Construction outpaced net absorption by more than 5,000 units during the third quarter nationwide. Year-to-date, completions have totaled about 127,000 units in 2015, about the same as in 2014. But the “key difference between this year and last is that the pipeline for new projects has swollen considerably over the last 12 months, and there are tens of thousands of units slated to hit the market during the fourth quarter of this year,” Reis senior economist and director of research Ryan Severino said in commentary provided to MHN.
Demand, though not imploding, was nevertheless down during the third quarter: the 34,135 units absorbed represent a roughly 30 percent decline compared with the previous quarter, some of which is seasonal (people tend to form households in the spring). Still, demand isn’t likely to implode, owing to favorable demographics. The number of 20 to 29 year olds who are the prime renting cohort, won’t peak until 2018. So while net absorption isn’t going to return to the superheated, post-recession levels of the early 2010s, it isn’t going to fall through the floor. Thus any softness in the apartment market is likely to be a function of supply rather than demand.

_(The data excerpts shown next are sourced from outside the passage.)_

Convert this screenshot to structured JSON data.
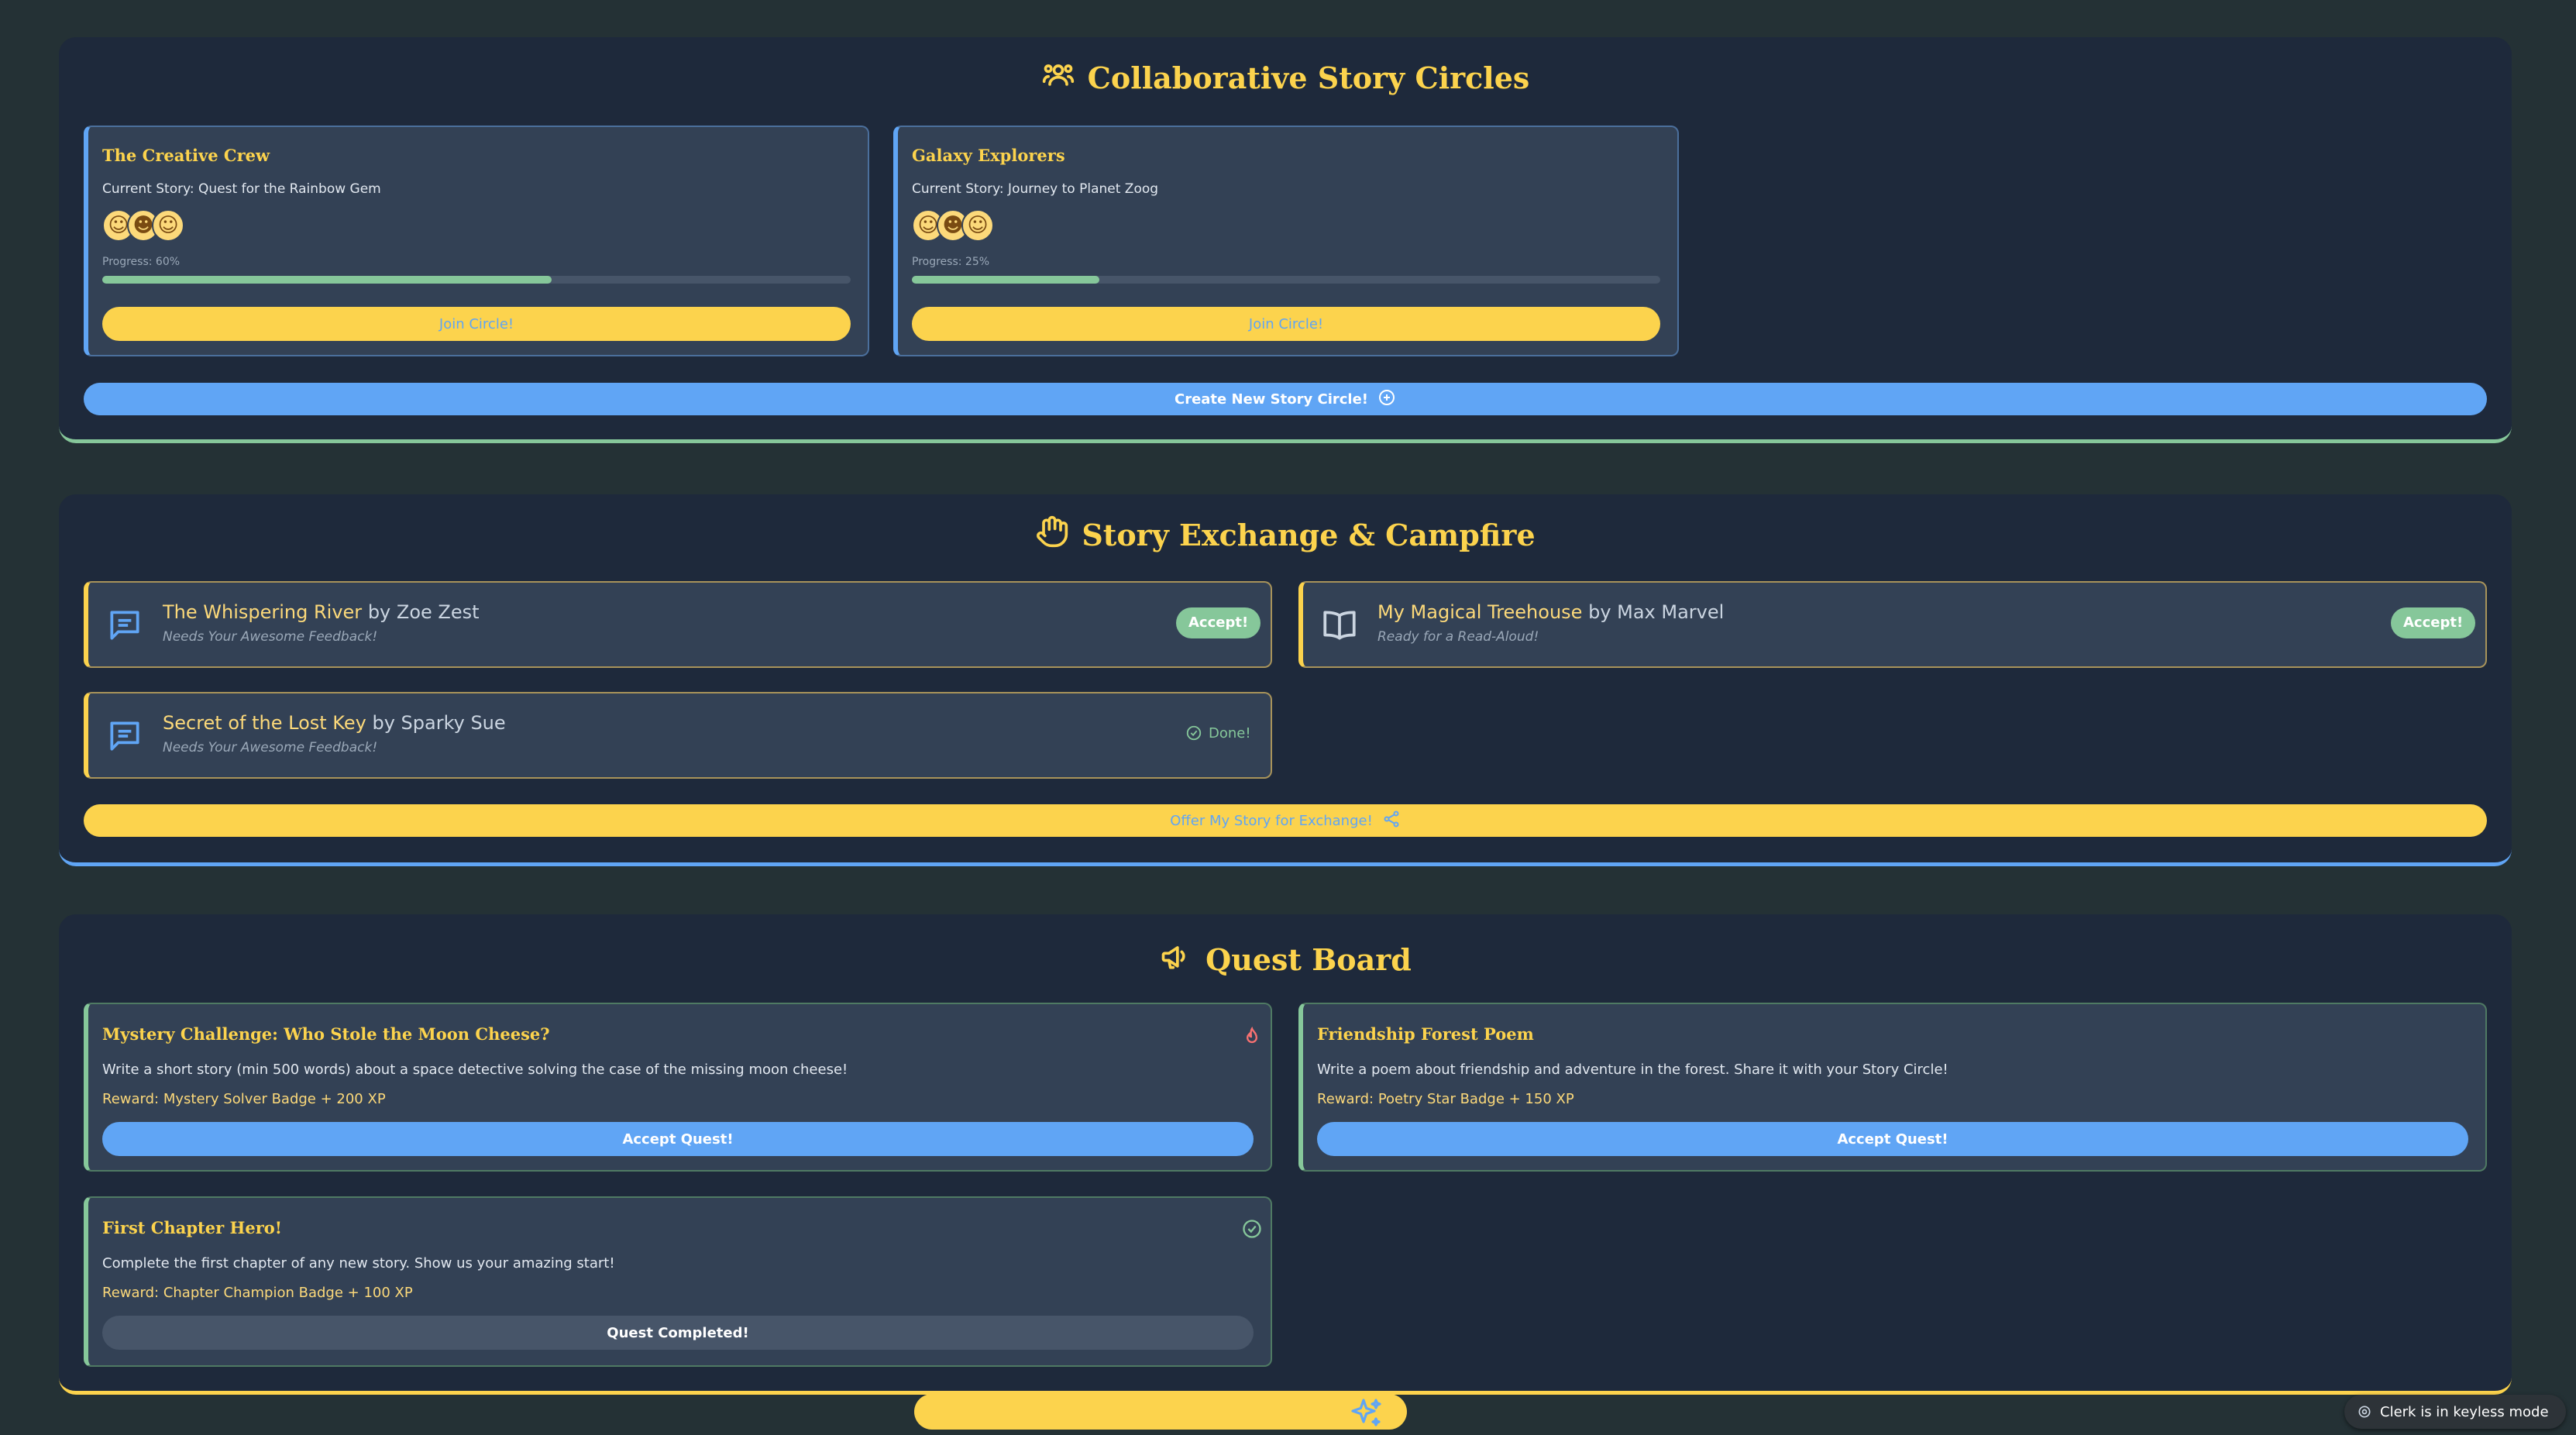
{
  "circles_section": {
    "title": "Collaborative Story Circles",
    "icon": "users-icon",
    "cards": [
      {
        "name": "The Creative Crew",
        "story_label": "Current Story: Quest for the Rainbow Gem",
        "progress_label": "Progress: 60%",
        "progress": 0.6,
        "join_label": "Join Circle!"
      },
      {
        "name": "Galaxy Explorers",
        "story_label": "Current Story: Journey to Planet Zoog",
        "progress_label": "Progress: 25%",
        "progress": 0.25,
        "join_label": "Join Circle!"
      }
    ],
    "create_label": "Create New Story Circle!"
  },
  "exchange_section": {
    "title": "Story Exchange & Campfire",
    "icon": "hand-icon",
    "stories": [
      {
        "title": "The Whispering River",
        "by": "by Zoe Zest",
        "subtitle": "Needs Your Awesome Feedback!",
        "action": "Accept!",
        "icon": "message-icon"
      },
      {
        "title": "My Magical Treehouse",
        "by": "by Max Marvel",
        "subtitle": "Ready for a Read-Aloud!",
        "action": "Accept!",
        "icon": "book-icon"
      },
      {
        "title": "Secret of the Lost Key",
        "by": "by Sparky Sue",
        "subtitle": "Needs Your Awesome Feedback!",
        "action": "Done!",
        "icon": "message-icon"
      }
    ],
    "offer_label": "Offer My Story for Exchange!"
  },
  "quest_section": {
    "title": "Quest Board",
    "icon": "megaphone-icon",
    "quests": [
      {
        "title": "Mystery Challenge: Who Stole the Moon Cheese?",
        "desc": "Write a short story (min 500 words) about a space detective solving the case of the missing moon cheese!",
        "reward": "Reward: Mystery Solver Badge + 200 XP",
        "button": "Accept Quest!"
      },
      {
        "title": "Friendship Forest Poem",
        "desc": "Write a poem about friendship and adventure in the forest. Share it with your Story Circle!",
        "reward": "Reward: Poetry Star Badge + 150 XP",
        "button": "Accept Quest!"
      },
      {
        "title": "First Chapter Hero!",
        "desc": "Complete the first chapter of any new story. Show us your amazing start!",
        "reward": "Reward: Chapter Champion Badge + 100 XP",
        "button": "Quest Completed!"
      }
    ]
  },
  "keyless_badge": "Clerk is in keyless mode",
  "colors": {
    "accent_yellow": "#fcd34d",
    "accent_blue": "#60a5f5",
    "accent_green": "#86c79a",
    "panel_bg": "#1e293b",
    "card_bg": "#334155"
  }
}
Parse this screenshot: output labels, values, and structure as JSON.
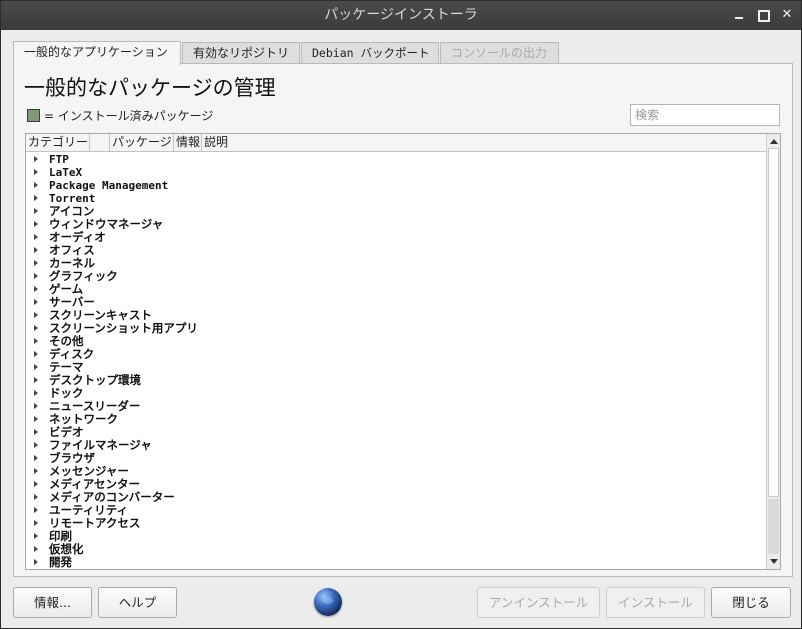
{
  "window": {
    "title": "パッケージインストーラ"
  },
  "tabs": [
    {
      "label": "一般的なアプリケーション"
    },
    {
      "label": "有効なリポジトリ"
    },
    {
      "label": "Debian バックポート"
    },
    {
      "label": "コンソールの出力"
    }
  ],
  "main": {
    "heading": "一般的なパッケージの管理",
    "legend_text": "= インストール済みパッケージ",
    "legend_color": "#7e9878",
    "search_placeholder": "検索"
  },
  "tree": {
    "columns": [
      "カテゴリー",
      "",
      "パッケージ",
      "情報",
      "説明"
    ],
    "categories": [
      "FTP",
      "LaTeX",
      "Package Management",
      "Torrent",
      "アイコン",
      "ウィンドウマネージャ",
      "オーディオ",
      "オフィス",
      "カーネル",
      "グラフィック",
      "ゲーム",
      "サーバー",
      "スクリーンキャスト",
      "スクリーンショット用アプリ",
      "その他",
      "ディスク",
      "テーマ",
      "デスクトップ環境",
      "ドック",
      "ニュースリーダー",
      "ネットワーク",
      "ビデオ",
      "ファイルマネージャ",
      "ブラウザ",
      "メッセンジャー",
      "メディアセンター",
      "メディアのコンバーター",
      "ユーティリティ",
      "リモートアクセス",
      "印刷",
      "仮想化",
      "開発"
    ]
  },
  "buttons": {
    "info": "情報...",
    "help": "ヘルプ",
    "uninstall": "アンインストール",
    "install": "インストール",
    "close": "閉じる"
  }
}
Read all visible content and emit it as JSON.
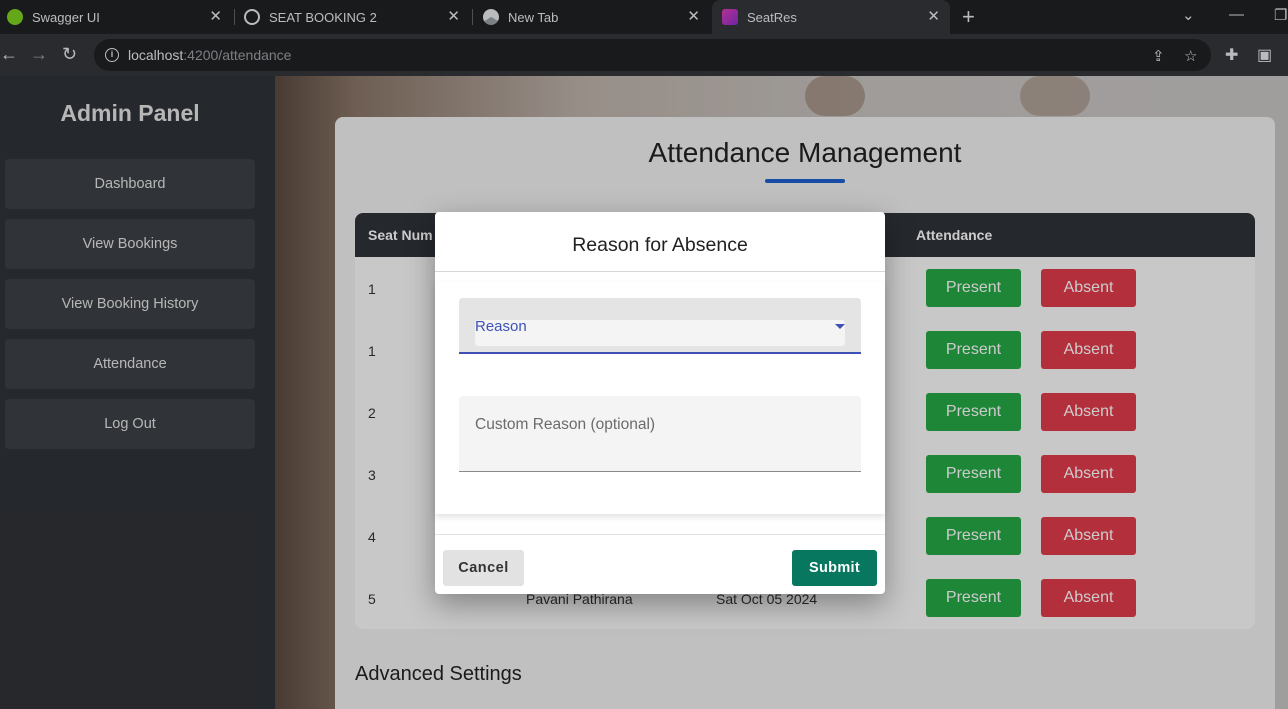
{
  "browser": {
    "tabs": [
      {
        "title": "Swagger UI",
        "icon": "swagger-favicon",
        "color": "#7ed321"
      },
      {
        "title": "SEAT BOOKING 2",
        "icon": "openai-favicon",
        "color": "#e8eaed"
      },
      {
        "title": "New Tab",
        "icon": "chrome-favicon",
        "color": "#e8eaed"
      },
      {
        "title": "SeatRes",
        "icon": "angular-favicon",
        "color": "#e23dba"
      }
    ],
    "url_host": "localhost",
    "url_path": ":4200/attendance"
  },
  "sidebar": {
    "title": "Admin Panel",
    "items": [
      {
        "label": "Dashboard"
      },
      {
        "label": "View Bookings"
      },
      {
        "label": "View Booking History"
      },
      {
        "label": "Attendance"
      },
      {
        "label": "Log Out"
      }
    ]
  },
  "main": {
    "title": "Attendance Management",
    "table": {
      "headers": [
        "Seat Num",
        "Attendance"
      ],
      "rows": [
        {
          "seat": "1",
          "name": "",
          "date": ""
        },
        {
          "seat": "1",
          "name": "",
          "date": ""
        },
        {
          "seat": "2",
          "name": "",
          "date": ""
        },
        {
          "seat": "3",
          "name": "",
          "date": ""
        },
        {
          "seat": "4",
          "name": "",
          "date": ""
        },
        {
          "seat": "5",
          "name": "Pavani Pathirana",
          "date": "Sat Oct 05 2024"
        }
      ],
      "present_label": "Present",
      "absent_label": "Absent"
    },
    "advanced_title": "Advanced Settings"
  },
  "dialog": {
    "title": "Reason for Absence",
    "reason_label": "Reason",
    "custom_label": "Custom Reason (optional)",
    "cancel_label": "Cancel",
    "submit_label": "Submit"
  },
  "colors": {
    "present": "#25a845",
    "absent": "#e23b4c",
    "submit": "#08775f",
    "accent": "#3f51b5"
  }
}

Rents are still on an upward course, at least for now, according to Reis. Asking and effective rents both grew by 1.3 percent during the third quarter. Year-over-year, the growth for both of those metrics was 4 percent—an acceleration from recent years, and in fact, the highest growth rate since before the recession. A lot of markets are still pretty tight, whatever’s in the pipeline. Some the top markets in terms of vacancy declines were in Florida—Jacksonville, Orlando, Tampa, Miami and Palm Beach—but New Haven, Conn., happens to be the tightest market in the country, with a scant 2 percent vacancy rate. The top three markets in the nation for rent growth in 3Q were Portland (Ore.), Seattle and San Francisco, all up 2.8 percent.